Même discours du côté des CMPP. "Nous assurons la continuité de l'accompagnement à distance, explique Patrick Belamich, président de la Fédération des CMPP (FDCMPP). Chaque thérapeute essaie de maintenir des entretiens réguliers avec la famille et l'enfant quand cela est possible. On expérimente aussi plus le travail autour de l'écrit. On demande aux jeunes de nous écrire et on les rappelle après. Les situations les plus complexes concernent les jeunes de l'aide sociale à l'enfance (Ase), qu'ils soient en foyer ou en famille d'accueil. Nous essayons d'aider les professionnels qui les accompagnent, en allant sur place parfois mais, pour ces jeunes et ceux qui les accompagnent, l'explosion du cadre imposée par le confinement est très difficile."
Soutenir l'aide sociale à l'enfance
L’Apajh de Loire-Atlantique a fait le choix de garder ouvert un internat pour les enfants en situation de handicap de l'Ase. "Certains Itep ont détaché du personnel dans des maisons d'enfant à caractère social (Mecs), d'autres ont renforcé leurs équipes mobiles pour aller prêter main forte à nos collègues de la protection de l'enfance", explique François Delacourt, président de l'Association des Itep et de leurs réseaux (Aire). Les jeunes que nous accompagnons souffrent de troubles du comportement qui risquent d'être renforcés par cette situation anxiogène. Les Itep ont fermé leurs internats mais nous nous tenons prêts à rouvrir des accueils temporaires pour accompagner les jeunes en crise, qu'ils soient pris en charge par l'Ase ou vivent en famille. Ce qui n'a pas encore été tranché avec les autorités sanitaires, c'est le temps de cet accueil : pourra-t-il durer quelques jours ou devra-t-il être maintenu jusqu'à la fin du confinement ?"

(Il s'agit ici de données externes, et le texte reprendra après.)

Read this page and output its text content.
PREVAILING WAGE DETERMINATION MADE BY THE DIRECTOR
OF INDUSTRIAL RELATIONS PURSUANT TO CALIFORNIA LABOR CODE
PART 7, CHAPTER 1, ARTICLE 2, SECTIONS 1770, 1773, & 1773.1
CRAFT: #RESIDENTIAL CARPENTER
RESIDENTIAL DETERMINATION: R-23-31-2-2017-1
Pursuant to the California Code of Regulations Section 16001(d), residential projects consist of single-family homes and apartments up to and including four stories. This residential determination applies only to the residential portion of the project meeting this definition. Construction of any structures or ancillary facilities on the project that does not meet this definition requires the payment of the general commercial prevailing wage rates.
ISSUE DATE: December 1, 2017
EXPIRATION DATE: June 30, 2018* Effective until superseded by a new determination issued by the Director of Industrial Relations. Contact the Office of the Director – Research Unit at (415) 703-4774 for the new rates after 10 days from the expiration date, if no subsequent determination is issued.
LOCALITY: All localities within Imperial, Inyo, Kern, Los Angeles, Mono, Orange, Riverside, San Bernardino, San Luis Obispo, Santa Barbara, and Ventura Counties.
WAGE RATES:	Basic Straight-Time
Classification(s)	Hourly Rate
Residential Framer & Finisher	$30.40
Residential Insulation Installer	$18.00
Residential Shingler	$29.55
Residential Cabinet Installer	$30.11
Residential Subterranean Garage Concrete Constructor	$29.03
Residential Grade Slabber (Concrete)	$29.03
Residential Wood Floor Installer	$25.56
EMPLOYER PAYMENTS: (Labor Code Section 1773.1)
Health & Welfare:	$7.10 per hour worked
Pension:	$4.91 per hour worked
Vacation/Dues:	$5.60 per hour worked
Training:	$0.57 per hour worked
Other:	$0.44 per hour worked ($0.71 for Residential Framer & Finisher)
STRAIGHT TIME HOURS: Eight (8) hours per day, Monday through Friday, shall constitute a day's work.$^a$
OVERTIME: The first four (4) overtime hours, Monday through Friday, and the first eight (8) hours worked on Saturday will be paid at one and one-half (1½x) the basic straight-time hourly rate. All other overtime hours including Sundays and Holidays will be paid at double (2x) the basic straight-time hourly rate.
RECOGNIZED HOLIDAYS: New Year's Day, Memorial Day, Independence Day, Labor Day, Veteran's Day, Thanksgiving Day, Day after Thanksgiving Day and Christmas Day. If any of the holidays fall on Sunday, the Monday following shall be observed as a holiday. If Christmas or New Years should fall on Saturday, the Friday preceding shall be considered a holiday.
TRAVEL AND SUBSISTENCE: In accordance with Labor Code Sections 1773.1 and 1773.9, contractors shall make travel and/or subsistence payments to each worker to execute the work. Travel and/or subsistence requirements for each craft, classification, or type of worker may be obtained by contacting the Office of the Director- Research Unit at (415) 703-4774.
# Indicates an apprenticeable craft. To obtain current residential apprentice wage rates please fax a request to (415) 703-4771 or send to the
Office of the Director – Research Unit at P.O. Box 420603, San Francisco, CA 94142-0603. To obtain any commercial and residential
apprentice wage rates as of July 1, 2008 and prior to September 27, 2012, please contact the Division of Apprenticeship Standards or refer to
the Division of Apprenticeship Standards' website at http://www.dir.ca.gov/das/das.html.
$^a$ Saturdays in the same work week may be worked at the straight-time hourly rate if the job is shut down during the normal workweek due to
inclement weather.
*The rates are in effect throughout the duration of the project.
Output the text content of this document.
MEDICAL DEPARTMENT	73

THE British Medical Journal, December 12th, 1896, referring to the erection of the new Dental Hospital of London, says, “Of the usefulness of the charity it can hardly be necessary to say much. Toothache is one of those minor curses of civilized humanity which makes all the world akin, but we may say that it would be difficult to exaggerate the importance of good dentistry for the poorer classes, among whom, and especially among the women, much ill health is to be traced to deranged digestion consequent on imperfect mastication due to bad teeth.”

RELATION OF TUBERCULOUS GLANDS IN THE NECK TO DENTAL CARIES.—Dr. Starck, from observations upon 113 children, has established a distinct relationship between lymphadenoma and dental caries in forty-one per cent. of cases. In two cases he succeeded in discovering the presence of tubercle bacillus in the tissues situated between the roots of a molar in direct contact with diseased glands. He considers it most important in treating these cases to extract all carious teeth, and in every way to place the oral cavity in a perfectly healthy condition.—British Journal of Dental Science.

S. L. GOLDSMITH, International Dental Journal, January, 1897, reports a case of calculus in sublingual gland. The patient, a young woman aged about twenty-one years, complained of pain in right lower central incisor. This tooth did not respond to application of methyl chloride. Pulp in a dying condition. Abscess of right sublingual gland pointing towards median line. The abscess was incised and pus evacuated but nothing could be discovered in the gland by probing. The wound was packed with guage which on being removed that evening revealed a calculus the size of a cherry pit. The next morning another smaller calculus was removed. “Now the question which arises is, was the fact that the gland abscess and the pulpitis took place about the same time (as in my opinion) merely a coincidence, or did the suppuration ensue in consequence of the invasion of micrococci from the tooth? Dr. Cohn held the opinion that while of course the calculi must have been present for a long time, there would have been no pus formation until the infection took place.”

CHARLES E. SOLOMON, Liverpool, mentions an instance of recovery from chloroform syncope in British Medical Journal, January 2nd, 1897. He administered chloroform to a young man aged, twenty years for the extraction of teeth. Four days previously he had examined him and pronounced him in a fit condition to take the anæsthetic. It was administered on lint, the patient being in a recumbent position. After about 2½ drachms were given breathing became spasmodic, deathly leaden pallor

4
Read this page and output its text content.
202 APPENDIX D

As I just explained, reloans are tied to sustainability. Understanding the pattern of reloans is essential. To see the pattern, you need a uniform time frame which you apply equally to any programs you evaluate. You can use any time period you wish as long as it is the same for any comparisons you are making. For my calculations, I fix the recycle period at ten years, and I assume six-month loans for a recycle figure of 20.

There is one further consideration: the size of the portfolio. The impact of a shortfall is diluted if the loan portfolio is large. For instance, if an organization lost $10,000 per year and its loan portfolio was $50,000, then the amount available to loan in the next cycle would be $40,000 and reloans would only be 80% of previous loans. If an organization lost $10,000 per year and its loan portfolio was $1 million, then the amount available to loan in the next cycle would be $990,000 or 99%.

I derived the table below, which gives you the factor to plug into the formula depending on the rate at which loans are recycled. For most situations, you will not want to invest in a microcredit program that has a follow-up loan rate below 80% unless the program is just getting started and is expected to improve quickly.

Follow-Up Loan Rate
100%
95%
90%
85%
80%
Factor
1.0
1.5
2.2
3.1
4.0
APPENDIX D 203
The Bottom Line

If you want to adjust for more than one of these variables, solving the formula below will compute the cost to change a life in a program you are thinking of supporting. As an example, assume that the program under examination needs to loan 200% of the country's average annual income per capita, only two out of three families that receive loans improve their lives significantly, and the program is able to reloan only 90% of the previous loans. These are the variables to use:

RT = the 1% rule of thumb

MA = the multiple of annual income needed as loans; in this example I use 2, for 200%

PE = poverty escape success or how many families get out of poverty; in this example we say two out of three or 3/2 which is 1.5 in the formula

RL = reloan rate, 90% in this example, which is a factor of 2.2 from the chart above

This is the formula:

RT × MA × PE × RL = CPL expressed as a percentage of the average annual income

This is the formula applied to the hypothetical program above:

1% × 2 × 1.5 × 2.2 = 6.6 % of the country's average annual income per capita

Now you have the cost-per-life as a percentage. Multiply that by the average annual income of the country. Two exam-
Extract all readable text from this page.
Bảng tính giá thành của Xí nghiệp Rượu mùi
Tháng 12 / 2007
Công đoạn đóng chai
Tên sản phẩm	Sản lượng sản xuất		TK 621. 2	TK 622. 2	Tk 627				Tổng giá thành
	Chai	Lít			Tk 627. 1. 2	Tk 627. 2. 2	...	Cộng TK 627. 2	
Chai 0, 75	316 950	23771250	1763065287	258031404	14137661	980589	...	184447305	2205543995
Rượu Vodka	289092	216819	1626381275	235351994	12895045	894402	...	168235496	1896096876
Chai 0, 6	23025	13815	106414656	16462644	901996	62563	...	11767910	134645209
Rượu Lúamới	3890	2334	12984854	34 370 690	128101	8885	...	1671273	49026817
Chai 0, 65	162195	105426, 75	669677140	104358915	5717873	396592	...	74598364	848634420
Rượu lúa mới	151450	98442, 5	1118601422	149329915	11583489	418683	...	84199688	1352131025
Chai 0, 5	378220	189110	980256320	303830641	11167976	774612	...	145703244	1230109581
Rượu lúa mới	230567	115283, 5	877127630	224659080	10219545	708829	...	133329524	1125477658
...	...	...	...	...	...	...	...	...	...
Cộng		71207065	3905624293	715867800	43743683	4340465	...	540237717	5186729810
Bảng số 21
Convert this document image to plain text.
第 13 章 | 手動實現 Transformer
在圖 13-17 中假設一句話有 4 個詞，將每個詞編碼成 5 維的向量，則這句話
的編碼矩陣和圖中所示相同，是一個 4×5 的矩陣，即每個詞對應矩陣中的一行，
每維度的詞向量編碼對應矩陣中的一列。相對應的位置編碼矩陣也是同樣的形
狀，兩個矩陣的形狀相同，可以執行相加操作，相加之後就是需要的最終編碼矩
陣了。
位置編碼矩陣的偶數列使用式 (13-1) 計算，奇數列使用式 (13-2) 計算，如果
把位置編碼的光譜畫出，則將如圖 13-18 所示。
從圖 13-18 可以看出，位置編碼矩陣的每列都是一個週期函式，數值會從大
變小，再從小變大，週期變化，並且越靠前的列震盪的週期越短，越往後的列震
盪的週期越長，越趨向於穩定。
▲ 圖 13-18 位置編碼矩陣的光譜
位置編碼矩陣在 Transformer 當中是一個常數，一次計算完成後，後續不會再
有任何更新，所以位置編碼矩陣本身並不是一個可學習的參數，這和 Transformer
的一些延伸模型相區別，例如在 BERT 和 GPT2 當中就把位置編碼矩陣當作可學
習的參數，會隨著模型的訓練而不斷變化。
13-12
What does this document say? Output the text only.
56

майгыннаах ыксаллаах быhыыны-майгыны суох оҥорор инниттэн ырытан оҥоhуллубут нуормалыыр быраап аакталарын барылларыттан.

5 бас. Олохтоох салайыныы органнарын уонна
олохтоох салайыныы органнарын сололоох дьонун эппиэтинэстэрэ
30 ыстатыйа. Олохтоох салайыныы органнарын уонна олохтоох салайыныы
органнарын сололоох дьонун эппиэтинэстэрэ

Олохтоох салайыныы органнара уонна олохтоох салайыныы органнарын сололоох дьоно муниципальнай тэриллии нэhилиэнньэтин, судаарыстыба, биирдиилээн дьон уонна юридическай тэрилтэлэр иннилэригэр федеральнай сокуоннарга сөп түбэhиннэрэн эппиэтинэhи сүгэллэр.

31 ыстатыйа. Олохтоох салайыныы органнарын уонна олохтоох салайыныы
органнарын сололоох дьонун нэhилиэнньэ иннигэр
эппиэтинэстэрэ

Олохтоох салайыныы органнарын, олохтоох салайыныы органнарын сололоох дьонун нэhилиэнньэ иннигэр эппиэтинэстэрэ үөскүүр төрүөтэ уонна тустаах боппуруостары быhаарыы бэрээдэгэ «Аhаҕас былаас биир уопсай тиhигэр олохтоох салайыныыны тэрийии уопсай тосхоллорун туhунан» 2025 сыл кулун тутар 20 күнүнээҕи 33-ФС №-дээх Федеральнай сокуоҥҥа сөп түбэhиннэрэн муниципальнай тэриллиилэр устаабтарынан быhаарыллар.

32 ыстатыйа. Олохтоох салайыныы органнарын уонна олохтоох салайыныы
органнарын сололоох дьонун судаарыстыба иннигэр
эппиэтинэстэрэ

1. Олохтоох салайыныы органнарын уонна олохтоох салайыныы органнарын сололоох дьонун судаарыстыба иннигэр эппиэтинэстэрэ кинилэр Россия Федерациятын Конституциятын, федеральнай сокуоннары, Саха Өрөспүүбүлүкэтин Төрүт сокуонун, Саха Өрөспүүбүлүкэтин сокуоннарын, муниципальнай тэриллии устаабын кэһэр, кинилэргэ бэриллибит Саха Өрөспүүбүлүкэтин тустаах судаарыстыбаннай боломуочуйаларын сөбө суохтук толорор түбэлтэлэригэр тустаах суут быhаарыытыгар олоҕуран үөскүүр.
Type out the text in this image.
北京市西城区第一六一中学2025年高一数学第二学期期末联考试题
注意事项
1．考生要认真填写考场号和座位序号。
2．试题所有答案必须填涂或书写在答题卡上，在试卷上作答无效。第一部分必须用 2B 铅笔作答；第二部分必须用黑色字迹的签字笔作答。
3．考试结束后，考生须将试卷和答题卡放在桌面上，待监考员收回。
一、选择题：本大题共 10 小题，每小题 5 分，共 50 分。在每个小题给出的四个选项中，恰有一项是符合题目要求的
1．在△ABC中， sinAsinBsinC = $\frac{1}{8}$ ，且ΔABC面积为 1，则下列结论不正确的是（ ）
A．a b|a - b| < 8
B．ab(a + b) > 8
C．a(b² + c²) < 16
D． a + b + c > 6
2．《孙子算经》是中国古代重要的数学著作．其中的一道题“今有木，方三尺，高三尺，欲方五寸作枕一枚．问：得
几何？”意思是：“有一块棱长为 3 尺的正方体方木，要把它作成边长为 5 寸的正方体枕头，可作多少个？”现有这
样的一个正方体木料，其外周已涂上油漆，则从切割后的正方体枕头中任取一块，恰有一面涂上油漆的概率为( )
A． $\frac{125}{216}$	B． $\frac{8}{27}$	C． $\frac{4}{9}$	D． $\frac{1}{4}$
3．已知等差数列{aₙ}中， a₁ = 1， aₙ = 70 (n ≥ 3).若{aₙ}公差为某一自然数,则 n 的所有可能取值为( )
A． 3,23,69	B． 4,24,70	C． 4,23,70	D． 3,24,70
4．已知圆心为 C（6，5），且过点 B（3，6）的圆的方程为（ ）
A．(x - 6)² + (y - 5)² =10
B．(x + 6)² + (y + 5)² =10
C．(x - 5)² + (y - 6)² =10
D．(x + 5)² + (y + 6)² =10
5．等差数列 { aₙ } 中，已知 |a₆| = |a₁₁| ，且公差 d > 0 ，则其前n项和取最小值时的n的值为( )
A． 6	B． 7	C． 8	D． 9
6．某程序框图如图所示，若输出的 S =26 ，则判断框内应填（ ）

Tous les professionnels interrogés le reconnaissent, le plus gros défi dans cette période de confinement, c'est le maintien d'un cadre structurant qu'ils ont parfois mis des années à construire. D'ores et déjà, ils réfléchissent au renforcement de l'accompagnement postconfinement.
La protection de l'enfance en danger
Les principales fédérations et organisations professionnelles du secteur de la protection de l'enfance ont adressé, le 24 mars une lettre ouverte au président de la République, Emmanuel Macron, pour alerter sur les risques de la pandémie dans ce secteur. Ils dénoncent l'accès tardif à la priorité pour la garde d'enfants et l'accès prioritaire toujours non reconnu aux équipements de protection. "Nos professionnels travaillent avec des masques aux côtés de collègues qui n'y ont pas droit, c'est une aberration", commente François Delacourt, président de l'Association des Itep et de leurs réseaux (Aire).